In her debut graphic memoir, The Third Person (Drawn & Quarterly, May), Grove assembles fractured memories from therapy sessions seeking approval for gender confirmation treatment.

What made you decide to focus on your therapy sessions?

I decided to finally write about my transition and the transgender experience, but there was a chunk of the story I didn’t want to think about. The only thing I remembered from that period was that I once brought this book to a therapy session, and I was talking about it to the therapist, “Toby.” I looked down a moment later and the book was gone. I decided to try to figure out in my own mind what happened, and write about it, and then The Third Person just kind of took off. It ended up being about something I’d never told anybody before: that at one point I had dissociative identity disorder.

There’s a theatrical structure to the therapist/client scenes. How did you decide how to put the scenes together?

I come from an animator’s background, so I was thinking about them more in terms of storyboard panels, or maybe even animation key poses. It’s a very simple setting, it’s two characters sitting there talking.

The book is almost 900 pages long. Did you have any idea it was going to be on that scale when you started?

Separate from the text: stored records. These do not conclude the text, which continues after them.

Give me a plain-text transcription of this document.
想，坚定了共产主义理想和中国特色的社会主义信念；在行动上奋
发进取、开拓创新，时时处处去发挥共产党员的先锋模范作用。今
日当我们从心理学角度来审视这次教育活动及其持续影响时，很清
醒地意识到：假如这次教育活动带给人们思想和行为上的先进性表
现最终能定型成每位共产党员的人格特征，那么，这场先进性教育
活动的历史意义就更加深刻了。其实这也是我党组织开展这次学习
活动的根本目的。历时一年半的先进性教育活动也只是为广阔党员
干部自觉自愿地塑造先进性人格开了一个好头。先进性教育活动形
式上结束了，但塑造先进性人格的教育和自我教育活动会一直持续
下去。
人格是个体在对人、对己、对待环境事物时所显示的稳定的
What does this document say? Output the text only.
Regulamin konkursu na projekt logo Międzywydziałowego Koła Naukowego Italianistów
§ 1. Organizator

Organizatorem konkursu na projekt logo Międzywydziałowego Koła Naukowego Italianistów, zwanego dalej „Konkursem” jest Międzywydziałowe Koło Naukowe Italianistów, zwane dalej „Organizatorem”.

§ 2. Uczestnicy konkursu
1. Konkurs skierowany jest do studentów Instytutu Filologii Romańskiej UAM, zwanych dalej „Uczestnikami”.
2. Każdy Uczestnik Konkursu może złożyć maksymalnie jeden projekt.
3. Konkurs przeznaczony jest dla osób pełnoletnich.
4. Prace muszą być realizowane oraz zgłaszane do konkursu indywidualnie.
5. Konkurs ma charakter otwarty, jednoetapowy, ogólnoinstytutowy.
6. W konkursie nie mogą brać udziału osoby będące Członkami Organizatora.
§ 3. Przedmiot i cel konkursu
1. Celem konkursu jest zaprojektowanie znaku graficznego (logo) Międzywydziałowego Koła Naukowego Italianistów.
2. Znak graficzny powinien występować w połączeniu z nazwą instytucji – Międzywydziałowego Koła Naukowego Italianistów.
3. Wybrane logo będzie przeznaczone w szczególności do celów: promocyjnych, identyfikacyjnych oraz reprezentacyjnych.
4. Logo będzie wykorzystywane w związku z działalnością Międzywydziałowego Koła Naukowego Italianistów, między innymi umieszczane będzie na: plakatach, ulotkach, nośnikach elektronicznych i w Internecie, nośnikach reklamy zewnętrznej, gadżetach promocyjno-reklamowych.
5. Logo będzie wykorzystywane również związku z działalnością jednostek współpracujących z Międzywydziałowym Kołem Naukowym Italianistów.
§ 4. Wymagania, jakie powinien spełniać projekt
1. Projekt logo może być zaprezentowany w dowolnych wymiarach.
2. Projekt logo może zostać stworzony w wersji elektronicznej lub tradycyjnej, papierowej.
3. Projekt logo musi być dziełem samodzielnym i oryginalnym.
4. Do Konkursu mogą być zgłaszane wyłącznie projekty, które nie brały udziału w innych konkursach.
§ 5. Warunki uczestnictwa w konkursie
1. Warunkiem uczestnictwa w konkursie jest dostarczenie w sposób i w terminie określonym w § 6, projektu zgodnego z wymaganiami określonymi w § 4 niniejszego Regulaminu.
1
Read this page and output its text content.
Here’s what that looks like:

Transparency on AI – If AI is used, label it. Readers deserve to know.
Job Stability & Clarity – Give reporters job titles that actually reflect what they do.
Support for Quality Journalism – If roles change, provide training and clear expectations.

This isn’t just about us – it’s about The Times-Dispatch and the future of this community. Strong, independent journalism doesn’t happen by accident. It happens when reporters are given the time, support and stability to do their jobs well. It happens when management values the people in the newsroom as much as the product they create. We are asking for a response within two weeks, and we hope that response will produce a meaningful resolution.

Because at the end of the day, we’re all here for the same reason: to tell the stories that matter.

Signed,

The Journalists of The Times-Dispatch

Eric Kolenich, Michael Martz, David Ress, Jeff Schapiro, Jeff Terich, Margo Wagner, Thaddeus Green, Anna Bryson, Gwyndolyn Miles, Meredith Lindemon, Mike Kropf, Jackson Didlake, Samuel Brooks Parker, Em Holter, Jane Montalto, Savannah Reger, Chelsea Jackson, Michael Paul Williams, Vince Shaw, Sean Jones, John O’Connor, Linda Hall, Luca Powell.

No, I had no idea. I started remembering things by sitting down and doing quick sketches, starting from one line of dialogue that I remembered and piecing everything together word for word. At the end of months of doing this, I had a stack of pages about two feet high. Then I sat down and tried to compile them into a narrative.

Do you feel that working on this book helped you deal with your memories?

The entire book was an incredibly emotional experience. The way I described it to my old animation director was that it was like running a cheese grater over my soul. I was writing the book as I was remembering things.

To be honest, I’m not very interested in writing about myself. I think that’s why I stopped working on the book that was just about me and my transition. One of the things that motivated me was the idea that by sharing my experiences I could help other people who are transgender, who have dissociative identity disorder, who have been abused. When you’re an abuse survivor, the last thing an abuser wants is for the abused people to get together and tell their story—but I think it’s the most important thing for people who have been abused to do. When you share your story, you take the power away from the abuser and put the power back in yourself, and you can move on with your life.